- Bake Bread - Dutch ovens create the perfect environment in which bread can rise and then crisp up
- Braise Meat - You can literally do every step of a good braise in a Dutch oven: sear, braise, and serve
- Slow Cooking - With their ability to retain even heat for long periods of time, Dutch ovens are the original slow cookers
- Oven Cooking - Dutch ovens are made to go from the stovetop to the oven to the table, which is part of why they’re so versatile
- Deep Frying - Achieve consistent deep frying temperatures with a Dutch oven
- One-Pot Meals - Start with an empty Dutch oven and end with a completed meal, all without using (and having to clean) any additional kitchenware
Before programmable slow cookers and the Instant Pot, there was the Dutch oven. The original do-everything pot, the Dutch oven is a tall, circular piece of cast iron cookware with either a handle on each side or an arched bail handle similar to that of a beach pail.

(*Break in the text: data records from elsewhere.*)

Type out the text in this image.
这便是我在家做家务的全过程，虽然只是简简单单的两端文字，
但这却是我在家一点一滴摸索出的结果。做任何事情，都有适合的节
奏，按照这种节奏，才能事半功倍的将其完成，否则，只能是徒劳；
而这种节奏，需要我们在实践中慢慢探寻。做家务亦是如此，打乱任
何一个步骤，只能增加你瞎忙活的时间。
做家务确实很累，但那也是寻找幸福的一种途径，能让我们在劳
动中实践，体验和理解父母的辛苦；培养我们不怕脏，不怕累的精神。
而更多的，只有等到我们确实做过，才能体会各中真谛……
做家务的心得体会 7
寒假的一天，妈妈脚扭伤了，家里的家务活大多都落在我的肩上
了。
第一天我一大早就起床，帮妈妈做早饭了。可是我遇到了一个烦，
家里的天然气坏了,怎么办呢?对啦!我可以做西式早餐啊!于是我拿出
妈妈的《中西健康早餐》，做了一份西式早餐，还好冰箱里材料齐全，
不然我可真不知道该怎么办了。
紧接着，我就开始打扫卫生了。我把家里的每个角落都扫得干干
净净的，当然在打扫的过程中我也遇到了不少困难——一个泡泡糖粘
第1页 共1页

They can be either bare cast iron (uncoated) or enameled cast iron (treated with a non stick, rust proof porcelain coating and called a French oven by some).
The Dutch oven is a uniquely versatile piece of cookware. Its ability to work with a wide variety of different cooking methods and appliances (and even campfire!) while evenly heating up whatever you put inside of it makes it phenomenal at making anything from pot roast to enchiladas to pizza and everything in between.
Here are the 6 best dutch oven uses for home cooks:
One of the hardest parts of baking bread is ensuring a moist oven environment in which your loaf can fully expand before the constraining crust starts to form. Thanks to Dutch ovens’ tight fitting lids that lock in moisture, your annoying days of steaming water in a sheet pan in the oven next to your bread are over. Pair that with Dutch ovens’ ability to get to and stay at high heats and you have the perfect environment in which bread can rise.
Dutch ovens are incredibly popular with those who frequently make no knead breads. With the lid on, Dutch ovens use no knead dough’s high moisture content to help the bread rise. Then, once the dough has fully risen, the lid is removed and the Dutch oven creates a dry, surround-heat environment (it’s like surround-sound but for bread, and I totally didn’t just make that phrase up) that allows for the creation of a perfect crust.
Dutch ovens were born to braise. You can literally do every step of a good braise in them: Sear, Braise, and Serve.
Sear: The non stick enamel coating of an enameled cast iron Dutch oven makes it so you can sear without stickage, keeping your meat in one piece before its nice warm bath (uncoated cast iron Dutch ovens have non stick properties as well, but their non stick is inferior to that of enameled cast iron Dutch ovens).
Braise: Your Dutch oven will get to temp and then stay there, making it an incredible tool for both long and short braises. In addition, the lid (especially when spiked/self-basting as seen below) traps and recirculates moisture to keep meat moist throughout.
Serve: With their sturdy handles and vintage look, Dutch ovens are aesthetically pleasing and functional serving vessels.
This is why people refer to Dutch ovens as “the original slow cookers.” Their ability to consistently retain heat for a long time makes them incredible for chili cookoffs, concocting delicious dips for tailgate season, crafting flavorful curries, making tender BBQ from the comfort of your kitchen, and more.
While Dutch ovens allow for better textures and hotter temperatures than an electronic slow cooker or Instant Pot, they can’t be programmed to “keep warm” after a certain period of time like their electric counterparts (y’know, because they’re just solid hunks of cast iron) which makes them less useful slow cookers for time-strapped home cooks.
It’s not pan roasting — it’s Dutch roasting! Dutch ovens are made to go from the stovetop to the oven to the table, which is part of why they’re so versatile.
To achieve superior textures (and thus superior flavors), opt to sear on the stovetop (they're induction-compatible!) with some olive oil and finish in the oven next time you’re cooking meat in your Dutch oven. You’ll be surprised at how well-textured, juicy, and flavorful the result is. Just make sure you don't sear at too high a temperature to avoid enamel cracking.
They definitely fly under the radar here, but a cast iron Dutch oven makes a great deep fryer! Thick cast iron means consistent temperatures, so just pop a deep fry thermometer in there, crank up the heat, adjust until you’re at your desired temperature, and get to frying!
If I may, let me suggest some homemade apple cider donuts with vanilla ice cream...
Another aspect of Dutch ovens that makes them unique is their ability to whip up one-pot meals.
A one-pot meal is a meal that, quite literally, is made in one pot. You start with an empty pot and end with a completed meal, all without using (and having to clean) any additional kitchenware. Pasta dishes, stroganoffs, beef stew, pad thai and much more can all be yours with minimal cleanup thanks to the magic of the Dutch oven. Sounds amazing, right?
One-pot meals are also ideal for campers, as they allow for a Dutch oven placed above some hot coals to whip up a kitchen-quality meal in the comfort of the great outdoors.
And yes — soups and stews of course count as one-pot meals, and Dutch ovens are soup/stew/stock masters.